Difficult airway cart (including sterile fibre-optic scope) available in CUMH theatre 2.
Trainee scheduled for CUMH labour ward.
Take the on-call phone (61517 on internal phone lines, 086-7871517 from outside line) from the on-call trainee. You also need to receive the emergency pager (both are required as crash calls cannot be sent via the mobile phone).
Write your name and number on the whiteboard in the labour ward to assist daily communication.
Take a proper hand-over from the on-call trainee and discuss patients highlighted in the communication diary (e.g. headache patients who may need review or high-risk patients due to arrive to labour ward)
Join the obstetricians on their labour ward round. At this stage they are usually approaching the HDU. Make it your priority to join their discussions on the HDU patients.
If you leave the labour ward make sure you have both the phone and pager with you at all times.
Introduce yourself to obstetricians, patients and midwives if you or they are new. Familiarise yourself with the locations of the emergency room and clinics.
Always remember to knock before entering a labour room.
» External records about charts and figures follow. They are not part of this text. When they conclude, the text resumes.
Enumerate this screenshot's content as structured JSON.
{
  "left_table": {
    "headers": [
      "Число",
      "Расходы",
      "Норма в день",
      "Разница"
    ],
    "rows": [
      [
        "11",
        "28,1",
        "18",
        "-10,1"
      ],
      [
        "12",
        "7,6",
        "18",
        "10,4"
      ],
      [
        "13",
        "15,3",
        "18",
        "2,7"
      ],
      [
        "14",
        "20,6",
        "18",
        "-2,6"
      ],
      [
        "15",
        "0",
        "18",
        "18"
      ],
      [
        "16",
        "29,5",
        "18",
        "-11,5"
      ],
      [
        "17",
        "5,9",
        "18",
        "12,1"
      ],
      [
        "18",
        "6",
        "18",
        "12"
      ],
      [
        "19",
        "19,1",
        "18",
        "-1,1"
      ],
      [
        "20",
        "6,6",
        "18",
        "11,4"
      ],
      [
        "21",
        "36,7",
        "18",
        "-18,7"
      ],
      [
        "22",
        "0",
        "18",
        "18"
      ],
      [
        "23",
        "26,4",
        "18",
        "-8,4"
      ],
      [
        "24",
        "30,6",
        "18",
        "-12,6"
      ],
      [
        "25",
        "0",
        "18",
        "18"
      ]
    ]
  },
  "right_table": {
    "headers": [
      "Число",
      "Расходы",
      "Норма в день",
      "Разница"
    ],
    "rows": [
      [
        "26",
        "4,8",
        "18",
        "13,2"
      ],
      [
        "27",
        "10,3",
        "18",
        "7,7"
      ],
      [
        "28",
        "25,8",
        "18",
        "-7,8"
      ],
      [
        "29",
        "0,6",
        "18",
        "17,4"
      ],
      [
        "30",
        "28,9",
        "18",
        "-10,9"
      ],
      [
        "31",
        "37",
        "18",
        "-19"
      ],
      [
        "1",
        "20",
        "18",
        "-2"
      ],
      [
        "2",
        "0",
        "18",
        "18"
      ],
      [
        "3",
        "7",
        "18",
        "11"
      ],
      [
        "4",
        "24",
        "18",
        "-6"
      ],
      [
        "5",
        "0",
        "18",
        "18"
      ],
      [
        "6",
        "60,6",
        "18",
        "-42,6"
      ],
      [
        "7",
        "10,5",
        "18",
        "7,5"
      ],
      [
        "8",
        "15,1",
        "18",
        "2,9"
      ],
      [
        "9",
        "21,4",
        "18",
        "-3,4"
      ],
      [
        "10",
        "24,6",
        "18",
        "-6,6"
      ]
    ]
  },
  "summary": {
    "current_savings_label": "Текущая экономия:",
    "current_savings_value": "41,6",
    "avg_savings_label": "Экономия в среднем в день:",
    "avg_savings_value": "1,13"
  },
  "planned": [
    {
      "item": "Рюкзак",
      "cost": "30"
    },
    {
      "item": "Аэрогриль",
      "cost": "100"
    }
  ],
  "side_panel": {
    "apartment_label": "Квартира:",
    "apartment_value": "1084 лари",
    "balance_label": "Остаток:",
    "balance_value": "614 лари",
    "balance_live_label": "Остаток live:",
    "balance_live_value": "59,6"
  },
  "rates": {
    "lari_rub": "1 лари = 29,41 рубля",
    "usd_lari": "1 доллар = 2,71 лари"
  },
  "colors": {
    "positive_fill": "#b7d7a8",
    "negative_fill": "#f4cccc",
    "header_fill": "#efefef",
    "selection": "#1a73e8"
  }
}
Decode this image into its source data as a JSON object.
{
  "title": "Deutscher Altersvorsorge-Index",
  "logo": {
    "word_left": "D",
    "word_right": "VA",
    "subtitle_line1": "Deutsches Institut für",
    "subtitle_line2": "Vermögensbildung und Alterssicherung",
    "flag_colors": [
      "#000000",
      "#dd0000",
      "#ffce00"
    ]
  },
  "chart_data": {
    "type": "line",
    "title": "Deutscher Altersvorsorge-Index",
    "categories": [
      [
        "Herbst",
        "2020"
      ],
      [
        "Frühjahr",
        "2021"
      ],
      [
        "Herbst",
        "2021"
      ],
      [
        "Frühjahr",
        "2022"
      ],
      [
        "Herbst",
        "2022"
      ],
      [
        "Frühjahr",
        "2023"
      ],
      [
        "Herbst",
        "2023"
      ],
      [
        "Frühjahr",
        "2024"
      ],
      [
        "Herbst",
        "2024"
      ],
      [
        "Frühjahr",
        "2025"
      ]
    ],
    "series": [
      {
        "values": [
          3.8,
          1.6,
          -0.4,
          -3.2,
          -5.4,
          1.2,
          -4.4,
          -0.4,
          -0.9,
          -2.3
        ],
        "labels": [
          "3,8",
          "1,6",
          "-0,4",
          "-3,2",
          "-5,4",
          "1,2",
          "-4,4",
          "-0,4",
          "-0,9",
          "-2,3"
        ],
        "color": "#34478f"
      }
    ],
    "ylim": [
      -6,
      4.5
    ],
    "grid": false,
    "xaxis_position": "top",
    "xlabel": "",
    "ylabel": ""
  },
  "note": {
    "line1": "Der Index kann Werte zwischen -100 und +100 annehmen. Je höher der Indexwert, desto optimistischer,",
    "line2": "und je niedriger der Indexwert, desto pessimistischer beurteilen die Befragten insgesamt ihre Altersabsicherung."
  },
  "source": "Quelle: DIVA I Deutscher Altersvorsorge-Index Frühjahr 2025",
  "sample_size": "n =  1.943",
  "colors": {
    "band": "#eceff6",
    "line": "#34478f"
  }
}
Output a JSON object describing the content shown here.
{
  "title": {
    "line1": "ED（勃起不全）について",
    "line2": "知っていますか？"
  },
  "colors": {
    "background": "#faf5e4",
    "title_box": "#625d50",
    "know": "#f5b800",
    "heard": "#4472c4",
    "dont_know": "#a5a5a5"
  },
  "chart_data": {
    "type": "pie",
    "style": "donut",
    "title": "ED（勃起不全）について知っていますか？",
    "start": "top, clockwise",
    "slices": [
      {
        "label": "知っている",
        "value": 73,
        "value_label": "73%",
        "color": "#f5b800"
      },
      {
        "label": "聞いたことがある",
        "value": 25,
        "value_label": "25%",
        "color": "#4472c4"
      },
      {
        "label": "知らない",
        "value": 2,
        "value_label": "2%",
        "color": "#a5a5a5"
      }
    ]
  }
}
Because of the very busy workload in CUMH at night we try to roster the CUMH resident trainee for only 16 hours / shift maximum (i.e. 16:00 to 08:00 the following morning). When the duty anaesthesia trainee comes on dity please stay until it is the right time to leave and check with your consultant. Late afternoon is a particularly busy time in the labour ward and we frequently require extra hands on the deck at this time of day.